Mouvement de danse, pas de deux B

Details
Auguste Rodin (1840-1917)
Mouvement de danse, pas de deux B
signed and numbered on one hand 'A. Rodin No. 4', dated on one arm
'© by Musée Rodin 1964.', inscribed with foundry mark on one foot '.Georges Rudier. Fondeur.Paris.'
bronze with brown patina
Height: 13in. (33cm.)
Original clay version executed in 1910; this bronze version cast in 1964, number four in an edition of 12
Provenance
Musée Rodin, Paris
Dominion Gallery, Montreal (acquired by the present owner)
Literature
A. E. Elsen, Rodin, New York, 1963, p. 147 (single figure version illustrated)
R. Descharnes and J.-F. Chabrun, Auguste Rodin, Lausanne, 1967, fig.
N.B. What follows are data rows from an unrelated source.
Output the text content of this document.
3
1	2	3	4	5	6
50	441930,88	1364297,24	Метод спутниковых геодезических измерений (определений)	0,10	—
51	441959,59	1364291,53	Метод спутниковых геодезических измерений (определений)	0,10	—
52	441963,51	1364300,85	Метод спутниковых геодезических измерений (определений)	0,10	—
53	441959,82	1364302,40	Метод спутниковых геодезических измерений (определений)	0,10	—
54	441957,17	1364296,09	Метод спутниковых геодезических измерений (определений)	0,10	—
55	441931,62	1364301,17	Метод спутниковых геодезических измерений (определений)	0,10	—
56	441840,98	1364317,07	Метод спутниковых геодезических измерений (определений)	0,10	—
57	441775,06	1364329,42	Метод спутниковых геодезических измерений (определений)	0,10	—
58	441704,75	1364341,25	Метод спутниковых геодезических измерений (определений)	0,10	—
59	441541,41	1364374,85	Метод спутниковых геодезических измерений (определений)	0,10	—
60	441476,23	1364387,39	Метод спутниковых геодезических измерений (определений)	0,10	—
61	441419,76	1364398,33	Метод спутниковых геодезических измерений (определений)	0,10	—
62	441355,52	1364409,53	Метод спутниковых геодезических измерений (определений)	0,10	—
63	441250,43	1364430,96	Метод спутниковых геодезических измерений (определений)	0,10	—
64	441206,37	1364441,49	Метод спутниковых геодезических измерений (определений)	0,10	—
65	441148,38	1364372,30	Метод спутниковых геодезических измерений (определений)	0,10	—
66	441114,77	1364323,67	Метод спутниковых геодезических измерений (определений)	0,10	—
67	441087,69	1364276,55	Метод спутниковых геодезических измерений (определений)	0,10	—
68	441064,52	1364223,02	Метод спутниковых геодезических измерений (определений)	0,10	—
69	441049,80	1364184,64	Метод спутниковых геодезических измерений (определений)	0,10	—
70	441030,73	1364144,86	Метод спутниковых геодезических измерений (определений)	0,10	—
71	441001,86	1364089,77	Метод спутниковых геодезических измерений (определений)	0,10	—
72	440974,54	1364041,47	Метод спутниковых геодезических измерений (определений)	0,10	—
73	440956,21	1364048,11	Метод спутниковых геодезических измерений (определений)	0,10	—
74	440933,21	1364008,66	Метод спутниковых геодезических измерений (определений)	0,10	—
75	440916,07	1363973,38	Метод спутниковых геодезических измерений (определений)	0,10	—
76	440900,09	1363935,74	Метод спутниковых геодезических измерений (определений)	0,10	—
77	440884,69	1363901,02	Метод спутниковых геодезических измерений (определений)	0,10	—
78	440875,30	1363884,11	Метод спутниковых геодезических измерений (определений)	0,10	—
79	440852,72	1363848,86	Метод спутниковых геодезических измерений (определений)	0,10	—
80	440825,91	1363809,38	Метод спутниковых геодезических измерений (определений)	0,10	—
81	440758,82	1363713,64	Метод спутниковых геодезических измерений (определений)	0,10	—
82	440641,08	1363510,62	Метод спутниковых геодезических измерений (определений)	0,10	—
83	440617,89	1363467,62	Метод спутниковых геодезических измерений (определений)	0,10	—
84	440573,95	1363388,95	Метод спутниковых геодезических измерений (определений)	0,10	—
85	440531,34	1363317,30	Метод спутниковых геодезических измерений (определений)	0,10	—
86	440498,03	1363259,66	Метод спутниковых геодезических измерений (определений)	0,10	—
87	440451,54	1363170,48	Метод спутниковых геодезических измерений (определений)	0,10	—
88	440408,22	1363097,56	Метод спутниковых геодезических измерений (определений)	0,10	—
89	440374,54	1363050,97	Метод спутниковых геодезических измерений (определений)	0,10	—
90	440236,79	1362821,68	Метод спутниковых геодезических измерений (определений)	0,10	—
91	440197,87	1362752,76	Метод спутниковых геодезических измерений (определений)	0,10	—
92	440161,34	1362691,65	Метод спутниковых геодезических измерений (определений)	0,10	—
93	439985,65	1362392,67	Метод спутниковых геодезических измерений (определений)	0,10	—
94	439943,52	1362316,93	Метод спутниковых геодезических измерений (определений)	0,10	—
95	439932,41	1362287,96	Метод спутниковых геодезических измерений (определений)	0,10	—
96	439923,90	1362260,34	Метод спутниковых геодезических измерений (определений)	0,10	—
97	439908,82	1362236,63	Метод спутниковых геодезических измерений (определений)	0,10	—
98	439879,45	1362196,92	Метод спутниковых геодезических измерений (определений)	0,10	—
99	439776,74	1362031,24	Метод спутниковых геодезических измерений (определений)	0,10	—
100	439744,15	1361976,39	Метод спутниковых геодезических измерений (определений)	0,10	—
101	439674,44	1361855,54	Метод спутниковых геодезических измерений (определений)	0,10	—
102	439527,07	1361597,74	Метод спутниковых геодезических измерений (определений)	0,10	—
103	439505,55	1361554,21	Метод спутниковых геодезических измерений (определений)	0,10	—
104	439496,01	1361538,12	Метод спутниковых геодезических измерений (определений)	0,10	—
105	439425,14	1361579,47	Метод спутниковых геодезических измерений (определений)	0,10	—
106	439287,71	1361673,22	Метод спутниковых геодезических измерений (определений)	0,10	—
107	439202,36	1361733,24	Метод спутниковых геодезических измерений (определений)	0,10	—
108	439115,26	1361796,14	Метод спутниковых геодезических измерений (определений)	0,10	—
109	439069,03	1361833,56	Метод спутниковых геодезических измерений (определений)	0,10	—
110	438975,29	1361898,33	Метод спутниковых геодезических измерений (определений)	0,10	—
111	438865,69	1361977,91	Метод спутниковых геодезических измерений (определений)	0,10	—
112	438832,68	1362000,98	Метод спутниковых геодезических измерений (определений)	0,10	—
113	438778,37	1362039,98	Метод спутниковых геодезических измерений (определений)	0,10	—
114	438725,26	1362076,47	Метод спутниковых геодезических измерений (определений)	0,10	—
D (single figure plaster version illustrated, p. 251)

Lot Essay

In 1892 American Loïe Fuller's veil dances at the Folies-Bergères became the rage of Paris. Her free and spontaneous approach to movement kindled in Rodin an interest in dance, and during this time he also became friendly with Isadora Duncan, who established a 'temple' to the cult of the Greek dance in Bellevue, near the sculptor's studio in Meudon. Rodin sketched her students in their movements, lamenting "if I had only known such models when I was young. Models who move and whose movement is in close harmony with nature." (R. Desharnes and J.-F. Chabrun, op. cit., p. 246)

In 1910-1919 Rodin executed a series of nine figures entitled Mouvements de danse. The plaster versions remain in the collection of the Musée Rodin, which cast them posthumously in bronze.